The Fiduciary Rule was developed by the Department of Labor (DOL) to apply the definition of an “Investment Advice Fiduciary” under ERISA law to all retirement accounts, with the goal of increasing protection for retirement-account owners. This new rule is scheduled to be phased in from April 10th of this year through January 1, 2018. The gist is to ensure that advisors can no longer earn commissions or other forms of conflicted-advice compensation from retirement accounts unless they commit to a fiduciary standard.
To understand why the DOL considers this rule necessary, consider that one of the most common scenarios for providing investment advice on retirement accounts involves rolling over or transferring retirement accounts, for instance, from an employer’s 401k plan to a rollover IRA or from one IRA at a particular institution to another managed by the recommending advisor. Since the advisor is recommending an action for which he will be paid in the future, the DOL believes (and we strongly agree) that the advisor has an obligation to make sure his recommendation is in the best interest of the client, to diligently document the basis of his recommendation, and to be transparent about the research.
We find it hard to understand why any consumer would object to the rule — yet easy to understand why advisors might. For some insight into this, let’s review the details of the DOL rule, which will require that an advisor explicitly and proactively do the following with respect to recommending a retirement account rollover or transfer:
Acknowledge fiduciary status with respect to investment advice to the retirement investor
Adhere to “Impartial Conduct Standards” which requires the fiduciary advisor to:
- Give advice that is in the client’s best interest,
- Charge no more than “reasonable compensation”; and
- Make no misleading statements about investment transactions, compensation, and conflicts of interest.

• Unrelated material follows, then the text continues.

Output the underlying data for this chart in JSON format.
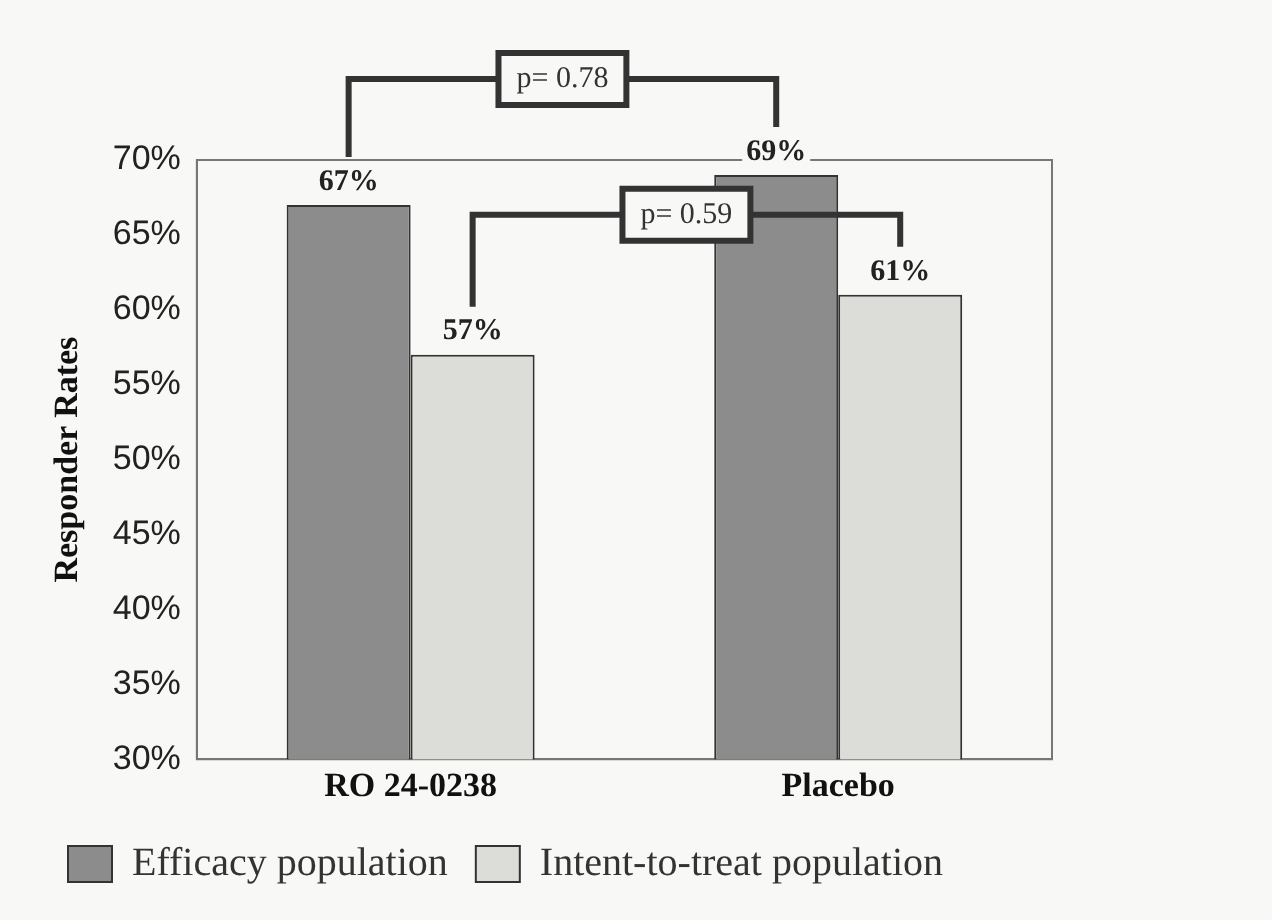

Implement policies and procedures reasonably and prudently designed to prevent violations of the Impartial Conduct Standards
Refrain from giving or using incentives for advisers to act contrary to the client’s best interest
Fairly disclose the fees, compensation, and Material Conflicts of Interest associated with their recommendations
In response to the threat of the new rule, Merrill Lynch and Morgan Stanley are disclosing fees and revamping their policies and offerings. Still, advisors, brokers, and other interested parties take umbrage at what they see as excessive regulation. There is a hue and cry of how, in the end, it’s going to hurt consumers and limit choice. As reported by CNBC on Dec 13th, the brokerage industry is hoping Trump will take up the fight against the rule. "To this point, litigation has been the only hope to stop the DOL rule, but now there are additional avenues to [achieve that]," said David Bellaire, Executive Vice President and General Counsel for the Financial Services Institute. His organization is part of a coalition of business groups that has filed suit in a Texas court to stop the DOL rule.
All we at Parkside can say about these regulations is “Hallelujah!” Finally, all advisors will be required to act in their clients’ best interests. Inevitably, retirement-plan administrators and custodians will provide more transparency about fees and expenses. Consumers will get to see whether they or their employers are paying 401(k) plan expenses, whether they are paying more for their plan’s investment offerings than they would pay elsewhere, what they pay for, and what they receive with regard to financial planning and other services and plan features. I wouldn’t be surprised if a generally accepted disclosure document results, where a consumer can easily compare the costs and benefits of their current account to another advisor’s or institution’s offering.
Whether the rule is repealed, implemented as is, or extended to all investment advice, the issue has raised public awareness, and I hope that consumers will hold their advisors to this standard regardless of the outcome. In fact, though the DOL rule applies only to retirement accounts, I would like to see the SEC implement a similar standard for non-retirement accounts.
Finally, I’d like to clarify the use of the label fiduciary. While the concept of a fiduciary is clear — “a person to whom property or power is entrusted for the benefit of another” — the implementation of that duty differs according to the enforcement agencies. In the realm of investment advice and management, there are three sources of fiduciary responsibilities: the DOL, the SEC, and the CFP Board. I’ve discussed the DOL fiduciary rule here at length. The SEC’s fiduciary duty stems from the Investment Adviser’s Act of 1940 requirement that advisors not be fraudulent, deceptive, or manipulative to consumers, as interpreted in a subsequent Supreme Court ruling.
Interestingly, the broadest implementation of the fiduciary standard is the one applied by the CFP Board to all CFP® certificants who are providing financial planning: to act in a client’s best interest in all elements of providing advice. As a planning-centered wealth manager, we at Parkside certainly apply this standard in all of our work.